En effet, dans ce rapport, faisant suite à l’adoption par le Sénat français de la proposition de loi sur l’affectation des avoirs issus de la corruption internationale déposée par le sénateur Jean-Pierre Sueur (PS), les deux parlementaires suggèrent qu’une fois le délit sanctionné par la justice, le ministère des Affaires étrangères prenne le relais pour conclure un accord de restitution avec l’État du pays dont les fonds ont été détournés. L’Agence française de développement aurait en charge sa mise en œuvre, en proposant un «bouquet de projets adaptés, au plus près des populations, dans les domaines de la santé, de l’éducation, de l’accès à l’eau… »
Cette action devra impliquer la création d’une ligne spécifique au sein du budget de l’État et dans les opérations de l’AFD, qui devra rendre compte chaque année de l’utilisation des fonds reçus de l’Agence de gestion et de recouvrement des avoirs saisis et confisqués (Agrasc).
Cependant, dans les pays où l’AFD ne serait pas implantée, il serait possible selon les avis des deux députés, de se tourner vers d’autres institutions de développement comme la Banque mondiale. L’Agence de gestion et de recouvrement des avoirs saisis et confisqués serait le troisième pilier de cette cellule spéciale sur les « biens mal acquis ». Cet établissement public aura pour mission d’exécuter les saisies des avoirs ou des biens ordonnées par la justice.
«Il s’agit de faire du sur-mesure et ce sera au Quai d’Orsay de se montrer inventif pour trouver, au cas par cas, des solutions diplomatiques qui permettent à l’État d’origine de rester dans la boucle», explique Laurent Saint-Martin, tout en reconnaissant que dans certains cas, cela pourrait s’avérer complexe voire impossible. Or, pointent les rapporteurs, il arrive que «le maintien au pouvoir des dirigeants mis en cause ou leur proximité avec les instances gouvernantes entrave la capacité ou la volonté de l’État d’engager cette démarche».
Seule affaire à ce jour à avoir fait l’objet d’un procès demeure celle du fils du président de la Guinée équatoriale, Teodoro Nguema Obiang, lui-même vice-président du pays. Il est le premier haut dirigeant étranger en exercice à être condamné en France pour des faits de blanchiment, notamment de corruption.
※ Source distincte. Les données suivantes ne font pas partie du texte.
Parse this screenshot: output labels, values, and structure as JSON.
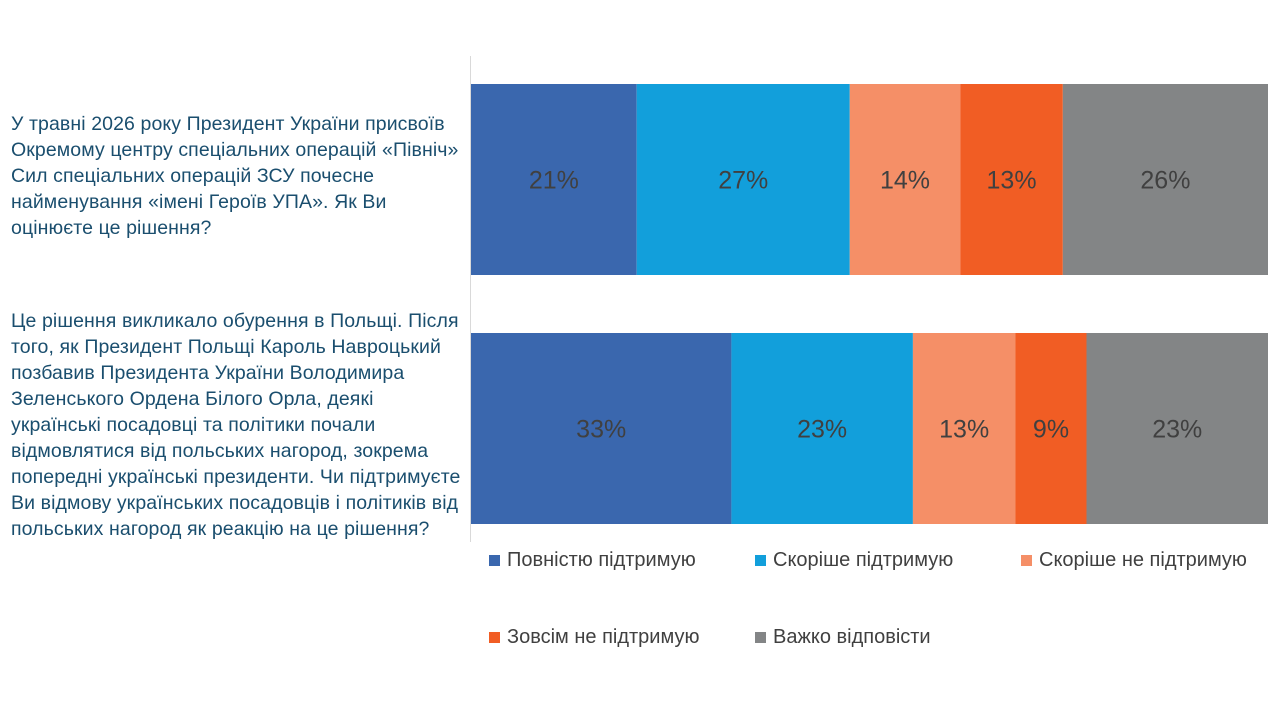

Il a été condamné à trois ans de prison avec sursis, 30 millions d’euros d’amende avec sursis et ses biens saisis en France estimés à plus de 150 millions d’euros sont confisqués. Le procès en appel débutera le 9 décembre.
Les enquêtes concernant le chef de l’État congolais Denis Sassou Nguesso et l’ancien président gabonais Omar Bongo, visés dans la plainte déposée en 2008, sont toujours en cours. Concernant le Gabon, des perquisitions ont été menées en janvier dernier dans des appartements parisiens de la famille présidentielle et certains héritiers d’Omar Bongo ont récemment reçu une convocation du juge. L’instruction pourrait être close l’an prochain, précisent des sources proches du dossier.